По ссылкам открывались статьи про изуродованные вандалами места захоронений. Основным источником указывались местные газеты с доменом patch.com. Перевернутые надгробия, сломанные ограды, украденные витражи. Одесса сузила поиск до последних пяти лет.
Внимание сразу привлек репортаж. Точнее, серия репортажей о скандальном происшествии, в свое время долго будоражившем общественность. «Гроб с телом чудо-крошки по-прежнему не найден». И это еще самый приличный заголовок. Далее шла трогательная история о младенце из пригорода Нью-Джерси. Крошка Миа, как окрестили ее газеты, родилась с нейродегенеративным заболеванием. Врачи считали, что малышка не проживет и трех часов. Но вопреки мрачным прогнозам девочка прожила два года и месяц или два. Однако на ее лечение требовались баснословные суммы, тогда на просторах Паутины появилась статья о «чудо-крошке», и девочка моментально превратилась в интернет-феномен. В соцсетях замелькали хештеги «Крошка Миа». Витрины магазинов Нью-Джерси, от Эсбери-Парка до Трентона, заполонили фотографии малышки с розовой эластичной повязкой на забинтованной головке. В стороне не остались даже примыкающие районы Филадельфии. По телевизору крутили рекламу с просьбой пожертвовать десять долларов через специальный шестизначный эсэмэс-номер. Луна-парки «Шесть знамен» и «Сказочная страна» устраивали благотворительные акции. Девочка удостоилась чести бросать шайбу на домашнем матче плей-офф «Нью-Джерси девилз» и тут же стала местной знаменитостью. Когда Миа скончалась, хоккеисты перед игрой почтили ее память минутой молчания.
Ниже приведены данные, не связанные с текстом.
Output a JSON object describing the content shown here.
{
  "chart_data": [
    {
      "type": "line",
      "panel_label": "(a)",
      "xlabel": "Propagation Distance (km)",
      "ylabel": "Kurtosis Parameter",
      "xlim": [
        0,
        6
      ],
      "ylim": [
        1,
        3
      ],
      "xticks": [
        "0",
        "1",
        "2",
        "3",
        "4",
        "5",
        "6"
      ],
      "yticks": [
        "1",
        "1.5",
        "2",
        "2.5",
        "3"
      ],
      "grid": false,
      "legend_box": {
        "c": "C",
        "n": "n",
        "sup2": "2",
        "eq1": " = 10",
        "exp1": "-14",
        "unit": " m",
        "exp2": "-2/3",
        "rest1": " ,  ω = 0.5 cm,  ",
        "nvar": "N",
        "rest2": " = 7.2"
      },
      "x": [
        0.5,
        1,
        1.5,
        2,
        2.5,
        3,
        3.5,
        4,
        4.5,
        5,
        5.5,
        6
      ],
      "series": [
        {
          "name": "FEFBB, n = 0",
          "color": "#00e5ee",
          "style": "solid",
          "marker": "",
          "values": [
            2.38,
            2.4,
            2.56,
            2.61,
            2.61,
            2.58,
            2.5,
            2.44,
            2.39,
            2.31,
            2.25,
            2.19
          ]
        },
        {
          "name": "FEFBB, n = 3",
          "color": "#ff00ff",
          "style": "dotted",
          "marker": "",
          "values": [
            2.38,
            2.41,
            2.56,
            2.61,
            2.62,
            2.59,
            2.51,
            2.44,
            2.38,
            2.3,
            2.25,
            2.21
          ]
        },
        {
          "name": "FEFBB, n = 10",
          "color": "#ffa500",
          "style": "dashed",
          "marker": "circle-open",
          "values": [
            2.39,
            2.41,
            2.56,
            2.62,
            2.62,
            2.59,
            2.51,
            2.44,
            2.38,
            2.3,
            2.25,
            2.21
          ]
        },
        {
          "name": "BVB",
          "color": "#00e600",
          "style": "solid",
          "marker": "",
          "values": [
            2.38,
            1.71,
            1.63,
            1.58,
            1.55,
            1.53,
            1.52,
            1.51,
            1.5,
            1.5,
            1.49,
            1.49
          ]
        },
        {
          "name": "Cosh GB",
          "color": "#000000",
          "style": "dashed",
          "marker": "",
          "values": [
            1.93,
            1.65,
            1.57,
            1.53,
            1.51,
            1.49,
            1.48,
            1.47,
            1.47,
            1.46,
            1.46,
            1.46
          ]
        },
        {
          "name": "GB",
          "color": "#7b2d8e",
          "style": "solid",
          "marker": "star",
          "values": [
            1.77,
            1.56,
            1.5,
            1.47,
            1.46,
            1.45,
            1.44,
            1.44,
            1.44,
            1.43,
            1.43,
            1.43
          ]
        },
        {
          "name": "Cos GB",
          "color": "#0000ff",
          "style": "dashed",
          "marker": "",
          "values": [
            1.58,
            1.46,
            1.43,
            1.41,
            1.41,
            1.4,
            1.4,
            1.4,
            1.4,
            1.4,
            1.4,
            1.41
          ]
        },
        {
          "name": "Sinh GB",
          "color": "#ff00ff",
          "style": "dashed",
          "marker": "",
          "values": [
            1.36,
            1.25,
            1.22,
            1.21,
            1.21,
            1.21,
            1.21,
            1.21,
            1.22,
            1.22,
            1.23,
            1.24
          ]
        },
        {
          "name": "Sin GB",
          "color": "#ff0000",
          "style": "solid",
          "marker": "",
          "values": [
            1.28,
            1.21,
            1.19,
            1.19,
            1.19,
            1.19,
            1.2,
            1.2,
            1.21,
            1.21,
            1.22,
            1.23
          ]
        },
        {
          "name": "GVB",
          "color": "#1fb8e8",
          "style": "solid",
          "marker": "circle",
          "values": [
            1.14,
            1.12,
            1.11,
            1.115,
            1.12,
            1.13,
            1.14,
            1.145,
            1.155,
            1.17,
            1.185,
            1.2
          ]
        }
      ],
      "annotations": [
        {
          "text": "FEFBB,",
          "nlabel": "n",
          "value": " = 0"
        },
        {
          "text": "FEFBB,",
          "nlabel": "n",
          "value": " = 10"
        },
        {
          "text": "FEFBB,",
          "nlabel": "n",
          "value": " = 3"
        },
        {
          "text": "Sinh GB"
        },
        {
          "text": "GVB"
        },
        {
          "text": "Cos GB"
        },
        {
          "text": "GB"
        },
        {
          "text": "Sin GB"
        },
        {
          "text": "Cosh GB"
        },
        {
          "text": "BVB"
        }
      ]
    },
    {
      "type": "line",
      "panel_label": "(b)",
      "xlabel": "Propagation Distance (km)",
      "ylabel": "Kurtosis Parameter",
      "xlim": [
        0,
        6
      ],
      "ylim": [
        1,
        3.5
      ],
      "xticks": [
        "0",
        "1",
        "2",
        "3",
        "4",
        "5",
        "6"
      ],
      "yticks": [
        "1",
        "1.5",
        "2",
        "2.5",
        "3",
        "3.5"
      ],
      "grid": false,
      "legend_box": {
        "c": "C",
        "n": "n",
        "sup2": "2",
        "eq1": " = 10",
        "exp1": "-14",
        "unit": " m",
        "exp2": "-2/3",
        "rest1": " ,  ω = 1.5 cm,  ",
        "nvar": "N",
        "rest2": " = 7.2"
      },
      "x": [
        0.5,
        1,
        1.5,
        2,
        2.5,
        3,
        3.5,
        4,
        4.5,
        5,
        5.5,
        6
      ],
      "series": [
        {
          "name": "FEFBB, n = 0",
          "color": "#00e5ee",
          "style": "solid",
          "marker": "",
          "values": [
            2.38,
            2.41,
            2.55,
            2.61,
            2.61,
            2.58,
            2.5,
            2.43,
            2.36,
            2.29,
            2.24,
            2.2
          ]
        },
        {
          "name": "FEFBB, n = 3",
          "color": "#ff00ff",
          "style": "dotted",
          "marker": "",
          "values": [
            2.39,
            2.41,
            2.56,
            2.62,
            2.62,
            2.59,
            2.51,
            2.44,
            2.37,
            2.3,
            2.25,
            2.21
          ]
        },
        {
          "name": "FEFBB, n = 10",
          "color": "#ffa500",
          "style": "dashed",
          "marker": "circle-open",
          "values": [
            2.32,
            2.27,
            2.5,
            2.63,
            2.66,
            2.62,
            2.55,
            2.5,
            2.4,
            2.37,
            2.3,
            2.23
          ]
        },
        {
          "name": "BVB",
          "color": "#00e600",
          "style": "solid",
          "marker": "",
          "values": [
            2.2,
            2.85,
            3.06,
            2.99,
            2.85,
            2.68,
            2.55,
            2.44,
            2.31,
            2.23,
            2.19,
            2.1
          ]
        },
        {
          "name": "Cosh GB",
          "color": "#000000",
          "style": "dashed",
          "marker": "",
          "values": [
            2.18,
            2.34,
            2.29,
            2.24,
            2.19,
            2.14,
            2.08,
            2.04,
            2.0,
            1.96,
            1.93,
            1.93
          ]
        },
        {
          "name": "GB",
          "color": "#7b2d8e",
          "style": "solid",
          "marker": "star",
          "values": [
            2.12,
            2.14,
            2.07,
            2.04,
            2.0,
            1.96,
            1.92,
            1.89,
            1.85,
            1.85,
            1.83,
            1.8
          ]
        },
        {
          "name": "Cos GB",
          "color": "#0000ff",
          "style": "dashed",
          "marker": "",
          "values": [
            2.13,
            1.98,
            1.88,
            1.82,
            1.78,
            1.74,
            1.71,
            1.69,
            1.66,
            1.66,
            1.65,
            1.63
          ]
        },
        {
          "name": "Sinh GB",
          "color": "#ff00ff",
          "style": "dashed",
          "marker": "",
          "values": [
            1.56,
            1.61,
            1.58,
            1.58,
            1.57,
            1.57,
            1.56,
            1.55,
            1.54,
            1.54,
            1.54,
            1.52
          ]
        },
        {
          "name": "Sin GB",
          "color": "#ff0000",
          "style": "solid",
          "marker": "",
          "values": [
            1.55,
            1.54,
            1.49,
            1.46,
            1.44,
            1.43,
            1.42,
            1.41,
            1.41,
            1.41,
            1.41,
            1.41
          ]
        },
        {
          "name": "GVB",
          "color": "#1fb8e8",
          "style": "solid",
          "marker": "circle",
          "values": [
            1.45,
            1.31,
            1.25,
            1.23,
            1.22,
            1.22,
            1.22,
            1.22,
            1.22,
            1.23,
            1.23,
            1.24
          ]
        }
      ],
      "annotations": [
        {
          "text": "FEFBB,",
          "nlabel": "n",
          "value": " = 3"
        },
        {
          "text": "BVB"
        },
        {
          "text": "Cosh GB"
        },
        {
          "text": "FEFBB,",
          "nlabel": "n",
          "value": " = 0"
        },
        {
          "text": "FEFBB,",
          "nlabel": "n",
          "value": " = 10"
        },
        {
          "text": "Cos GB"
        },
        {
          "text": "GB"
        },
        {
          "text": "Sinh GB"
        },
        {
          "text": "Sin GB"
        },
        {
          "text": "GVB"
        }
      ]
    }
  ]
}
Полгода спустя некто разрыл могилу Миа на кладбище Алленхерста и похитил гроб с телом. Наутро новость облетела весь штат, родители были вне себя от горя. Хотя официально преступника не нашли, Одесса наткнулась на сообщение, где говорилось о разгроме наркосиндиката, якобы как-то связанного с осквернением могил. Авторы ссылались на вопиющий случай Крошки Миа и аналогичный инцидент с трупом мужчины, скончавшегося в 1977-м на Лонг-Айленде.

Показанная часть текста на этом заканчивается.